Every vial and drum of methyl 6-(hydroxymethyl)pyridine-3-carboxylate ships out reflecting thousands of small decisions made throughout the supply chain: solvent choices, equipment maintenance, analytic refinements, batch signoff procedures, labelling accuracy. We mark every container with pride in these physical proofs of our constant vigilance and front-line expertise.
We maintain ongoing feedback loops not as a slogan but as a natural outgrowth of our close work with the end-user community. Industry leaders come to us for more than paperwork—they come for the continuity, direct answers, and willingness to admit what we do not know. From the upper floors of management to the night-shift distillation crew, that focus shapes how we approach methyl 6-(hydroxymethyl)pyridine-3-carboxylate and every derivative we bring to the market.
The uneven field of chemical manufacturing means buyers sometimes settle for materials short on documentation, or inconsistent lot performance. We built our approach by benchmarking not against minimum compliance, but against the rigor we expect from our own suppliers. Every step—raw material sourcing, in-process check, final analysis—follows protocols shaped by real process setbacks and recovery plans.
We can recall several cases where reaching upstream to verify a supplier's attention to detail led to root-cause fixes that improved yields and reduced scrap at both ends. A direct relationship fosters a culture of clarity—if an odd result or impurity shows up, there's no gray area: we investigate openly, feed back into our process, and issue corrected material or protocols. This open approach keeps surprises to a minimum and underwrites the confidence our customers carry into their own labs and plants.
We continue to invest in plant adaptability and analytical speed—rolling out faster in-process checks, more responsive purification setups, and digital tools that help track every product from flask to customer dock. Users of methyl 6-(hydroxymethyl)pyridine-3-carboxylate in emerging sectors expect the sort of responsiveness—a quick shift in particle size, tailored drying, or turn-key custom synthesis extensions—that comes from direct knowledge of product and process.
Not every challenge has a ready-made answer, but the open flow of information between process experts, safety specialists, and the field’s most creative chemists ensures we stay practical and ready for the next project. Alongside the substance of the product itself, this attitude stands as our real value-add: a reliable partnership built from deep hands-on production experience, technical transparency, and real-world learning.
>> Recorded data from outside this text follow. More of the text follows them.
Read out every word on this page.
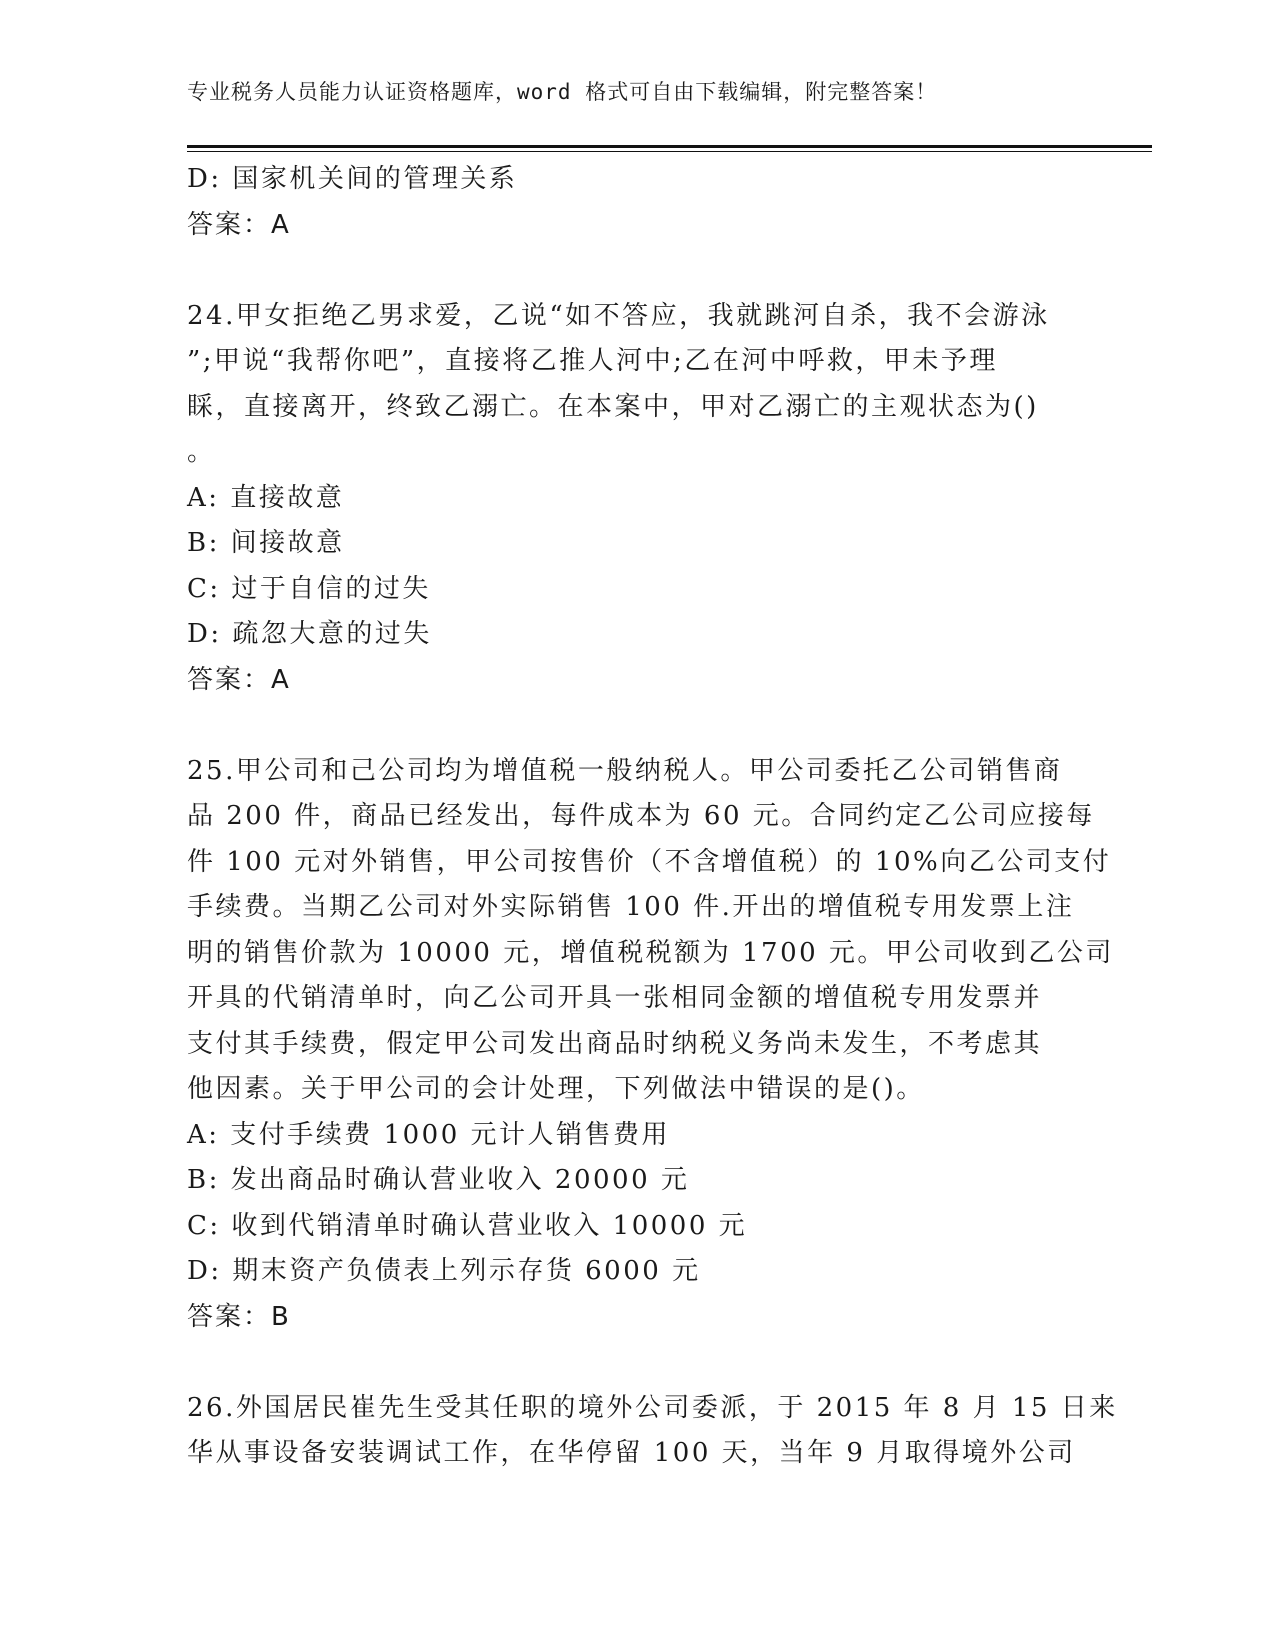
专业税务人员能力认证资格题库，word 格式可自由下载编辑，附完整答案！
D: 国家机关间的管理关系
答案：A
24.甲女拒绝乙男求爱，乙说“如不答应，我就跳河自杀，我不会游泳
”;甲说“我帮你吧”，直接将乙推人河中;乙在河中呼救，甲未予理
睬，直接离开，终致乙溺亡。在本案中，甲对乙溺亡的主观状态为()
。
A: 直接故意
B: 间接故意
C: 过于自信的过失
D: 疏忽大意的过失
答案：A
25.甲公司和己公司均为增值税一般纳税人。甲公司委托乙公司销售商
品 200 件，商品已经发出，每件成本为 60 元。合同约定乙公司应接每
件 100 元对外销售，甲公司按售价（不含增值税）的 10%向乙公司支付
手续费。当期乙公司对外实际销售 100 件.开出的增值税专用发票上注
明的销售价款为 10000 元，增值税税额为 1700 元。甲公司收到乙公司
开具的代销清单时，向乙公司开具一张相同金额的增值税专用发票并
支付其手续费，假定甲公司发出商品时纳税义务尚未发生，不考虑其
他因素。关于甲公司的会计处理，下列做法中错误的是()。
A: 支付手续费 1000 元计人销售费用
B: 发出商品时确认营业收入 20000 元
C: 收到代销清单时确认营业收入 10000 元
D: 期末资产负债表上列示存货 6000 元
答案：B
26.外国居民崔先生受其任职的境外公司委派，于 2015 年 8 月 15 日来
华从事设备安装调试工作，在华停留 100 天，当年 9 月取得境外公司
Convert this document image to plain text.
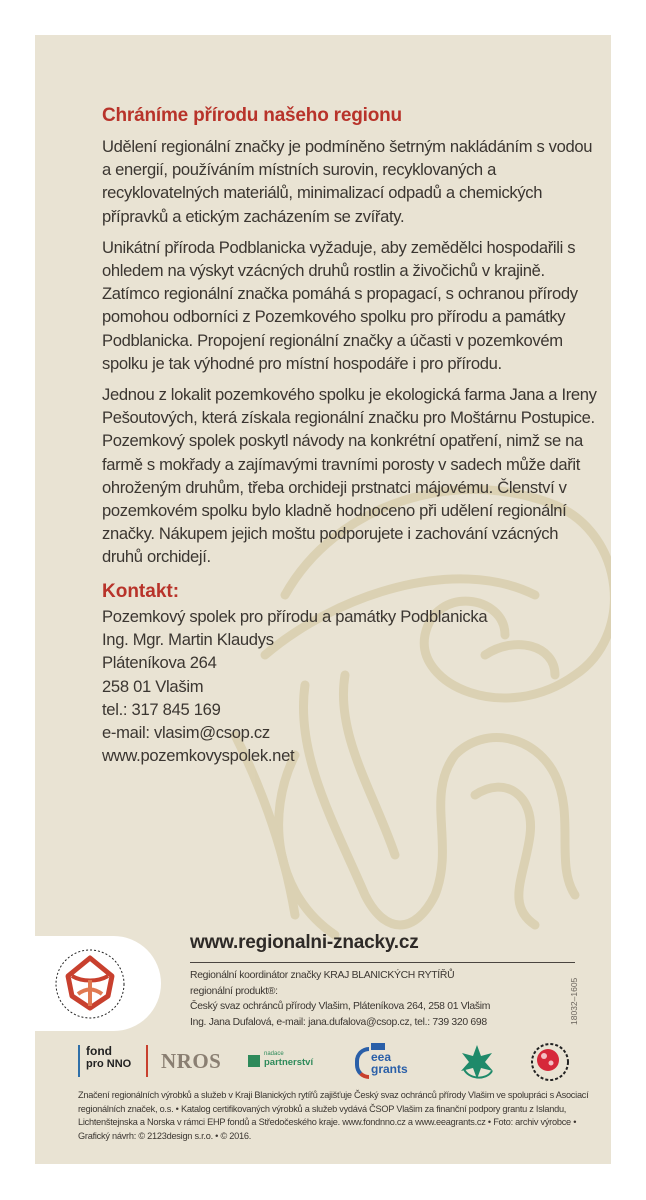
Chráníme přírodu našeho regionu

Udělení regionální značky je podmíněno šetrným nakládáním s vodou a energií, používáním místních surovin, recyklovaných a recyklovatelných materiálů, minimalizací odpadů a chemických přípravků a etickým zacházením se zvířaty.

Unikátní příroda Podblanicka vyžaduje, aby zemědělci hospodařili s ohledem na výskyt vzácných druhů rostlin a živočichů v krajině. Zatímco regionální značka pomáhá s propagací, s ochranou přírody pomohou odborníci z Pozemkového spolku pro přírodu a památky Podblanicka. Propojení regionální značky a účasti v pozemkovém spolku je tak výhodné pro místní hospodáře i pro přírodu.

Jednou z lokalit pozemkového spolku je ekologická farma Jana a Ireny Pešoutových, která získala regionální značku pro Moštárnu Postupice. Pozemkový spolek poskytl návody na konkrétní opatření, nimž se na farmě s mokřady a zajímavými travními porosty v sadech může dařit ohroženým druhům, třeba orchideji prstnatci májovému. Členství v pozemkovém spolku bylo kladně hodnoceno při udělení regionální značky. Nákupem jejich moštu podporujete i zachování vzácných druhů orchidejí.

Kontakt:
Pozemkový spolek pro přírodu a památky Podblanicka
Ing. Mgr. Martin Klaudys
Pláteníkova 264
258 01 Vlašim
tel.: 317 845 169
e-mail: vlasim@csop.cz
www.pozemkovyspolek.net
www.regionalni-znacky.cz
Regionální koordinátor značky KRAJ BLANICKÝCH RYTÍŘŮ
regionální produkt®:
Český svaz ochránců přírody Vlašim, Pláteníkova 264, 258 01 Vlašim
Ing. Jana Dufalová, e-mail: jana.dufalova@csop.cz, tel.: 739 320 698	18032–1605
fond
pro NNO NROS	nadace
partnerství	eea
grants
Značení regionálních výrobků a služeb v Kraji Blanických rytířů zajišťuje Český svaz ochránců přírody Vlašim ve spolupráci s Asociací regionálních značek, o.s. • Katalog certifikovaných výrobků a služeb vydává ČSOP Vlašim za finanční podpory grantu z Islandu, Lichtenštejnska a Norska v rámci EHP fondů a Středočeského kraje. www.fondnno.cz a www.eeagrants.cz • Foto: archiv výrobce • Grafický návrh: © 2123design s.r.o. • © 2016.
As the market for advanced chemical intermediates matures, the lessons of hands-on manufacturing turn into competitive advantage. Methyl 6-(hydroxymethyl)pyridine-3-carboxylate stands as an example where close attention to the details—from raw material to application—translates into results in yield, purity, worker safety, and project timing. In fields where every reaction counts and supply interruptions cost dearly, we see firsthand the comfort delivered by a clear, confident, and traceable source.
We will keep pushing for more transparency, more direct dialogue, and more robust production know-how, giving our customers the freedom to innovate on the foundations of quality and service that only a manufacturer, fully engaged with every aspect of its process, can provide.